Se c’è una cosa di cui nella vita non ho mai voluto sentire il peso, questa è l’aspettativa.
L’ho sempre vista come un filo spinato all’interno del quale la mia libertà di azione diminuiva impercettibilmente, sotto il peso di un dover essere conforme a dei canoni pieni di paletti per una ragione inesistente. Un’aspettativa che, con la crescita, riguardava sempre più aspetti: una studentessa modello, una patentata responsabile, una giovane adulta in grado di scegliere, una donna consapevole di ciò che voleva dalla vita, un’amica infallibile, una fidanzata ineguagliabile, un essere umano capace di essere presente a tutto e affrontare tutto, mentre, guardandomi allo specchio, ammiravo una figura goffa la cui unica certezza era quella di non voler prendere alcuna decisione finché avrebbe potuto crogiolarsi nel suo senso di irresponsabilità, tirare avanti a voce bassa, inosservata. Sovversivi alla crescita.

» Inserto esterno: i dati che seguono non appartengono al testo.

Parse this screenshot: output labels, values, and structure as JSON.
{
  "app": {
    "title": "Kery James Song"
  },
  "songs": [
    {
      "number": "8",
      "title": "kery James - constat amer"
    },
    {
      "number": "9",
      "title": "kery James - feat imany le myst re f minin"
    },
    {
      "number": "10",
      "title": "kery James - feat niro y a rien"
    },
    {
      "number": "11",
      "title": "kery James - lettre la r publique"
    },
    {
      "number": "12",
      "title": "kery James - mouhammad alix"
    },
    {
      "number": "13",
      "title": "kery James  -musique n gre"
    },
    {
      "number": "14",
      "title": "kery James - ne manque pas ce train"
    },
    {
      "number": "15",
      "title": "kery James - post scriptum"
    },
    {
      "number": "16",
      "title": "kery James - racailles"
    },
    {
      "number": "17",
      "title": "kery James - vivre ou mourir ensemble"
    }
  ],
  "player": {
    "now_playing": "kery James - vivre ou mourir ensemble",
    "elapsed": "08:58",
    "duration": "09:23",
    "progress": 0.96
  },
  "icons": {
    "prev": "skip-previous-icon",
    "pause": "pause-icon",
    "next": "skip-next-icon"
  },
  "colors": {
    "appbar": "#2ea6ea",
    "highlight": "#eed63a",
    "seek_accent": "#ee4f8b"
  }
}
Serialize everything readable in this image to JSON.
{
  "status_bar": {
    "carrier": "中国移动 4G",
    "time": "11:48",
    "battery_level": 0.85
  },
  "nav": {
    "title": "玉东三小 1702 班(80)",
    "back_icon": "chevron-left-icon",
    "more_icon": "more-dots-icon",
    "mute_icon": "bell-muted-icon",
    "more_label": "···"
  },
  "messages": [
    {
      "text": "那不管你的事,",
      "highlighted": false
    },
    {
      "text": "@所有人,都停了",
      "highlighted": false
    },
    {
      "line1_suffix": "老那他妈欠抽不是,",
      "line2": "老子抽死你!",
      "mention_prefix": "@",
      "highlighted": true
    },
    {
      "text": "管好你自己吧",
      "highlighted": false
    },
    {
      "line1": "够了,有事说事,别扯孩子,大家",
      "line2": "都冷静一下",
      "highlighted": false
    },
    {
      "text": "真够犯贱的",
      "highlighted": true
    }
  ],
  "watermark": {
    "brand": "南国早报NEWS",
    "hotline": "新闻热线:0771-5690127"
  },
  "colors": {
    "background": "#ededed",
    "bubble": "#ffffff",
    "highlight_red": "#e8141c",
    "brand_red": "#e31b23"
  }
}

Ma l’aspettativa è un osso duro, un peso costante, inevitabilmente destinato a crescere, per quanto distante si voglia scappare. E allora ho iniziato a correre, sempre più veloce, sempre più distante da qualsivoglia responsabilità, stanca di essere all’altezza di situazioni, stanca di dover essere perfetta quando in realtà mi sentivo più che distante dall’idea di perfezione.
Il gemito della corsa è stancante, ma liberatorio; pieno di intoppi, eppure un rifugio ideale.
Generalmente alla corsa si affiancava qualche piccolo cambiamento, ad opera di un viaggio nella maggior parte dei casi, al seguito di uno dei quali, nella Stazione di Roma Tiburtina nella fattispecie, presi un libro, nell’attesa di un treno, Il dizionario delle idee non comuni, di cui, inutile dirlo, il solo titolo mi era stato galeotto al primo sguardo.
Bando alle peculiarità e ai titoli nostrani nella ricerca di un libro, uno di quei vizi di cui dovrei liberarmi è di leggere l’ultima pagina del prescelto prima dell’acquisto, una sorta di prova del 9, con tanto di rischio di spoiler. Ecco, “uno zero può sorvolare con leggerezza, impunemente, con spirito libero, su diverse aree del sapere, anche le più difficili, matematica compresa, e scoprire per esempio che la parola cifra arriva dall’arabo sifr, che significa vuoto e indicava lo zero. E che Leonardo Fibonacci, nel suo Liber Abaci, nel 1300, ha tradotto sifr con zefiro, da cui zero: un piacevole venticello primaverile che attraversa la matematica, e la nostra vita, senza farsi troppo sentire.”
Uno zero, chiunque vorrebbe essere uno zero! Uno zero senza peso, libero di essere tondo, vuoto e pieno!
E continuando a cambiare città, conoscendo sempre più persone, mi sono convinta essere una cosa che in fondo accomuna un’intera generazione: il desiderio di dare il massimo detratto tuttavia dal peso di dover essere all’altezza di quanto chi ci sta intorno crede noi possiamo fare. Una responsabilità smisurata, infondata, che sta stretta come un collare attorno al collo, che toglie respiro, le forze e, talvolta, la voglia di fare.
L’aspettativa è un mostro, dai tratti indefiniti, che si cela dietro qualsiasi relazione umana, l’aspettativa ci rende fragili, incapaci di reagire. Bigotti o troppo aperti. L’aspettativa è un peso.
L’aspettativa è quel grido a cui di contro vorremmo dire che non vogliamo dare il massimo perché non vogliamo qualcuno da noi pretenda sempre di più. Vogliamo essere semplici e compresi, irresponsabili e perennemente infantili, capaci di sbagliare ed essere lodati anziché massacrati per questo. Perché a noi in fondo basta l’aspettativa covata verso noi stessi. Non vogliamo l’ansia di rapporti umani pronti a sommergerci, non vogliamo dover fare, vogliamo la nostra libertà di essere, di trovare noi stessi e una strada ancora indefinita da percorrere.
Vogliamo l’amicizia che sbaglia insieme a noi, che non si trascina i drammi di ciò che si dovrebbe fare, ma che si limita ad essere.
Vogliamo la carriera piena di intoppi, ma alla fine soddisfacente, che ci fa sbocciare improvvisamente, anziché carica di presupposti che alla fine dei giri di giostra lasciano il tempo che trovano.
Vogliamo l’amore che non chiede e non da, ma ha una sua continuità imperfetta di alti e bassi, perché l’ordinarietà è la noia da cui siamo sempre scappati.
Vogliamo essere all’altezza dei nostri sogni e di noi stessi, non del desiderio covato da una mente diversa.
Liberi.
“Una filosofia che ama unire la logica, il punto di vista della gente comune e le grandi visioni”.